For Cooney, the project is about more than developing another AI platform. It is also about encouraging more Catholics to become innovators rather than simply consumers of emerging technology.
"When you look at the biggest technology companies, very few are led by Catholics," he said. "We need more Catholics building these kinds of companies."
Their project has already drawn international attention. Since launching earlier this year, Acutis AI has grown to roughly 5,000 users in countries including the United States, Australia and the Philippines.
The platform is named for St. Carlo Acutis, the Italian teenager known for using computers and the internet to evangelize before his death in 2006.
Cooney had heard about the saint but really learned about his life, and to the young saint but didn’t realize how much he could relate to him until spending a semester studying in Rome, when he visited Assisi and prayed before Carlo's tomb.
"He looked like one of my friends," Cooney recalled. "He built websites. He liked computers. He grew up in a normal family. I remember thinking, 'Why can't I become a saint too?'"

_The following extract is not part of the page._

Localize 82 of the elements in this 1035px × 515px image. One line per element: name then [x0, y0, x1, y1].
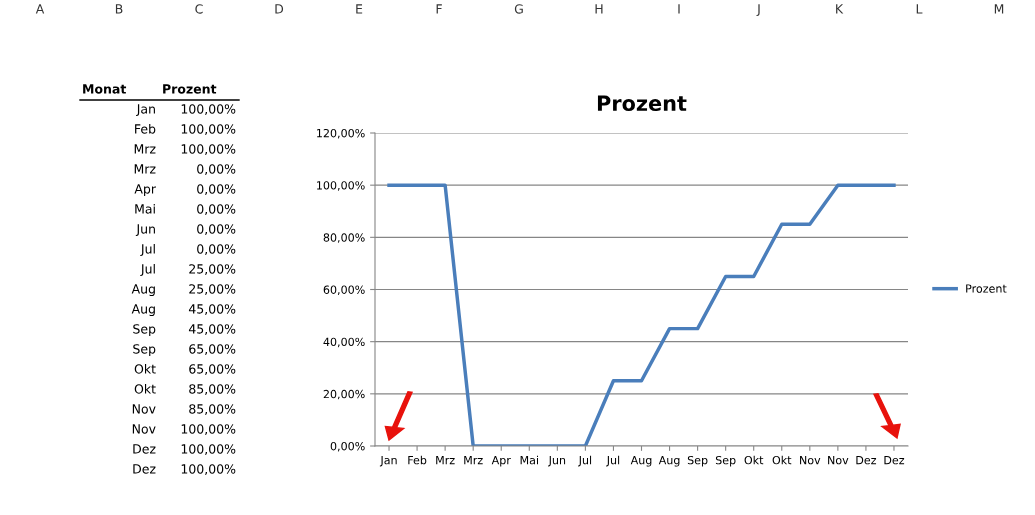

Today, he frequently asks St. Carlo's intercession while working on code.
The brothers hope Acutis AI continues Carlo's mission of using technology to draw people toward Christ rather than away from Him.
"Our goal isn't to build something only Catholics use," Cooney said. "We want anyone to be able to ask questions. If they keep searching for the truth, we believe they'll eventually find the Catholic faith."
That mission also shapes how the platform interacts with users.
Unlike some AI companies that encourage users to develop personal relationships with chatbots, Cooney said Acutis AI is intentionally designed to remind users they are interacting with software, not another person.
"We don't want it pretending to be a person," he said. "We want people to know they're talking to a machine."
That distinction is especially important for children, he said.
The platform includes parental safeguards that allow parents to receive notifications when children ask about sensitive topics such as suicide, violence or other potentially harmful subjects. Parents can also review conversations and customize how the AI responds in future interactions.
Those safeguards grew partly out of concerns surrounding widely reported cases involving teenagers who formed unhealthy emotional attachments to AI chatbots.
"If parents know from the beginning that something is wrong," Cooney said, "they can have those conversations."
He believes the Church's voice is especially needed as artificial intelligence becomes increasingly woven into daily life.
While acknowledging AI will likely eliminate some jobs, Cooney expects it will also create professions that cannot yet be imagined.
His greater concern is that people will allow technology to replace their own creativity.
"If people are just lazy and hand everything off to AI, there's not going to be innovation," he said. "People will always be able to think outside the box."
Rather than viewing artificial intelligence as something Catholics should fear, Cooney believes it presents an opportunity.
Too often, he said, Catholics become consumers of new technologies rather than the people designing them. He hopes Acutis AI encourages more young Catholics to enter fields like computer science, engineering and artificial intelligence while bringing their faith with them.
"This is probably the best time to take risks," he said. "Build something. Create something. Work hard, and leave the rest in God's hands."